I want to check if a certain range in a list is the same. For example:
In a list I have [X,Y,X,X,X,Y,Y], and I want to see if the third, fourth, and fifth are the same.
I have tried the following:
list = ['X', 'Y', 'X', 'X', 'X', 'Y']
for i in list, range(2,4):
if not i == 'X':
print("Test")
It does work, prints Test twice.
Test
Test
I just don't want to write a bunch of this:
if ... and .... and ..... and ... or .... and ...
You are looping such that you test not list == 'X' then not range(2, 4) == 'X'; obviously, neither is equal, so you print both times. Your logic can be dramatically simplified though. If the goal is to see if indices 2, 3 and 4 are all equal, just convert that slice of the list to a set and check if the length is 1:
mylist = ['X', 'Y', 'X', 'X', 'X', 'Y'] # Changed list name; naming the list "list" leads to tears
if len(set(mylist[2:5])) == 1:
print("2, 3 and 4 equal")
else:
print("At least one not equal to the others")

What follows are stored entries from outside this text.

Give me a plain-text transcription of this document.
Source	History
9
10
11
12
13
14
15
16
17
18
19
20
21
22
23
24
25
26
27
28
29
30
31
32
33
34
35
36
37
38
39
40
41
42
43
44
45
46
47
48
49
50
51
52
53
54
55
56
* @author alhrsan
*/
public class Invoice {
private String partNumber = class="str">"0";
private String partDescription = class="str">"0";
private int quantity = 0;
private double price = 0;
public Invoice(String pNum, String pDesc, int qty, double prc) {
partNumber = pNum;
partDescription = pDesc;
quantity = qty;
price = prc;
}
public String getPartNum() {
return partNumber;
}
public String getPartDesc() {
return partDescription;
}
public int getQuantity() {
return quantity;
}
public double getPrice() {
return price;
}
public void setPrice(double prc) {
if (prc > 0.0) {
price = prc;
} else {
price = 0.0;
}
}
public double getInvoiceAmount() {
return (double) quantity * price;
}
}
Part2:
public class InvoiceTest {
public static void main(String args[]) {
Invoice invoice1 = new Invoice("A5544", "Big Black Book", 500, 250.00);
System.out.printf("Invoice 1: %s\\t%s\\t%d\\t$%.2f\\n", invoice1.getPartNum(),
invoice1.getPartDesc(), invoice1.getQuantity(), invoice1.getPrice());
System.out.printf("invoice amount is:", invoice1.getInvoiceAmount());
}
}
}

You may also wish to check that mylist is long enough (slicing will not raise an error if the slice doesn't get the three elements expected), as written this only tests that the list is at least 3 elements long and any elements from index 2 to 4 are equal if they exist.
If you know mylist will always have at least five elements, and you prefer an exception when it is not, another solution is to check:
if mylist[2] == mylist[3] == mylist[4]:
print("2, 3 and 4 equal")
else:
print("At least one not equal to the others")

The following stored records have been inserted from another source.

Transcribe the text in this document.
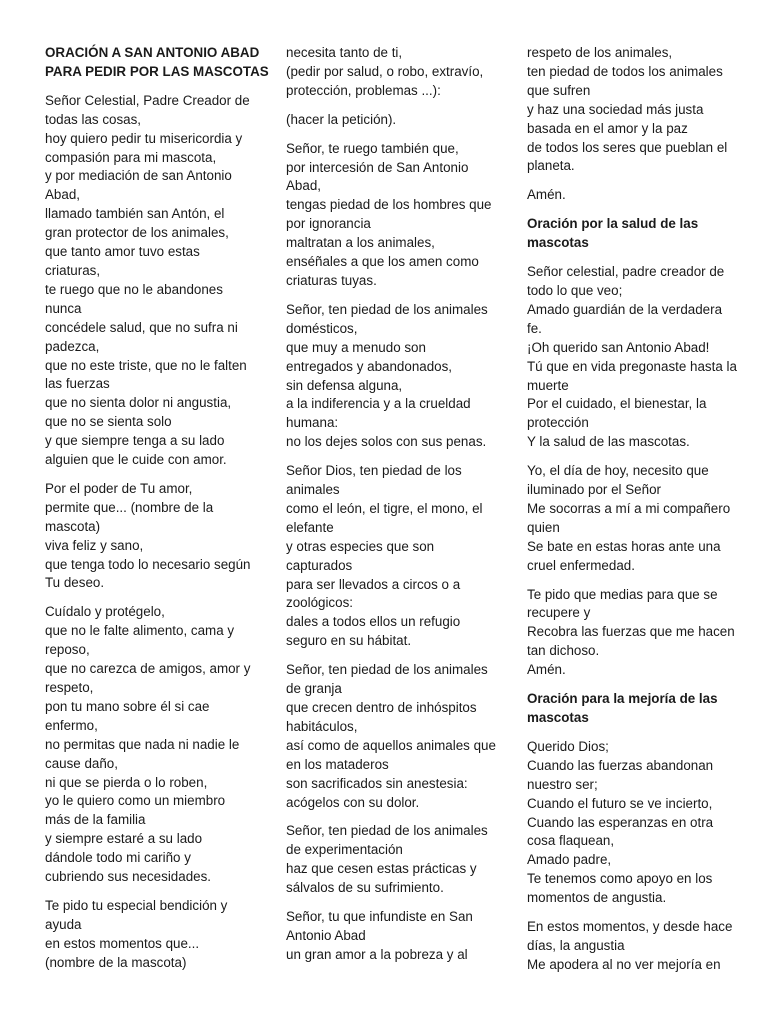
ORACIÓN A SAN ANTONIO ABAD
PARA PEDIR POR LAS MASCOTAS
Señor Celestial, Padre Creador de
todas las cosas,
hoy quiero pedir tu misericordia y
compasión para mi mascota,
y por mediación de san Antonio
Abad,
llamado también san Antón, el
gran protector de los animales,
que tanto amor tuvo estas
criaturas,
te ruego que no le abandones
nunca
concédele salud, que no sufra ni
padezca,
que no este triste, que no le falten
las fuerzas
que no sienta dolor ni angustia,
que no se sienta solo
y que siempre tenga a su lado
alguien que le cuide con amor.
Por el poder de Tu amor,
permite que... (nombre de la
mascota)
viva feliz y sano,
que tenga todo lo necesario según
Tu deseo.
Cuídalo y protégelo,
que no le falte alimento, cama y
reposo,
que no carezca de amigos, amor y
respeto,
pon tu mano sobre él si cae
enfermo,
no permitas que nada ni nadie le
cause daño,
ni que se pierda o lo roben,
yo le quiero como un miembro
más de la familia
y siempre estaré a su lado
dándole todo mi cariño y
cubriendo sus necesidades.
Te pido tu especial bendición y
ayuda
en estos momentos que...
(nombre de la mascota)
necesita tanto de ti,
(pedir por salud, o robo, extravío,
protección, problemas ...):
(hacer la petición).
Señor, te ruego también que,
por intercesión de San Antonio
Abad,
tengas piedad de los hombres que
por ignorancia
maltratan a los animales,
enséñales a que los amen como
criaturas tuyas.
Señor, ten piedad de los animales
domésticos,
que muy a menudo son
entregados y abandonados,
sin defensa alguna,
a la indiferencia y a la crueldad
humana:
no los dejes solos con sus penas.
Señor Dios, ten piedad de los
animales
como el león, el tigre, el mono, el
elefante
y otras especies que son
capturados
para ser llevados a circos o a
zoológicos:
dales a todos ellos un refugio
seguro en su hábitat.
Señor, ten piedad de los animales
de granja
que crecen dentro de inhóspitos
habitáculos,
así como de aquellos animales que
en los mataderos
son sacrificados sin anestesia:
acógelos con su dolor.
Señor, ten piedad de los animales
de experimentación
haz que cesen estas prácticas y
sálvalos de su sufrimiento.
Señor, tu que infundiste en San
Antonio Abad
un gran amor a la pobreza y al
respeto de los animales,
ten piedad de todos los animales
que sufren
y haz una sociedad más justa
basada en el amor y la paz
de todos los seres que pueblan el
planeta.
Amén.
Oración por la salud de las
mascotas
Señor celestial, padre creador de
todo lo que veo;
Amado guardián de la verdadera
fe.
¡Oh querido san Antonio Abad!
Tú que en vida pregonaste hasta la
muerte
Por el cuidado, el bienestar, la
protección
Y la salud de las mascotas.
Yo, el día de hoy, necesito que
iluminado por el Señor
Me socorras a mí a mi compañero
quien
Se bate en estas horas ante una
cruel enfermedad.
Te pido que medias para que se
recupere y
Recobra las fuerzas que me hacen
tan dichoso.
Amén.
Oración para la mejoría de las
mascotas
Querido Dios;
Cuando las fuerzas abandonan
nuestro ser;
Cuando el futuro se ve incierto,
Cuando las esperanzas en otra
cosa flaquean,
Amado padre,
Te tenemos como apoyo en los
momentos de angustia.
En estos momentos, y desde hace
días, la angustia
Me apodera al no ver mejoría en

It's more verbose, but Python's chained comparisons mean you only load each value once, and unlike the other solution, it short-circuits; if index 2 is not equal to index 3, it won't even bother to load index 4, let alone compare it to the others.
I'm sure there is more elegant way to do that, but you can try that:
def check_same(mylist, start_index, end_index):
value = mylist[start_index]
for element in mylist[start_index + 1 : end_index]:
if not element == value:
return False
return True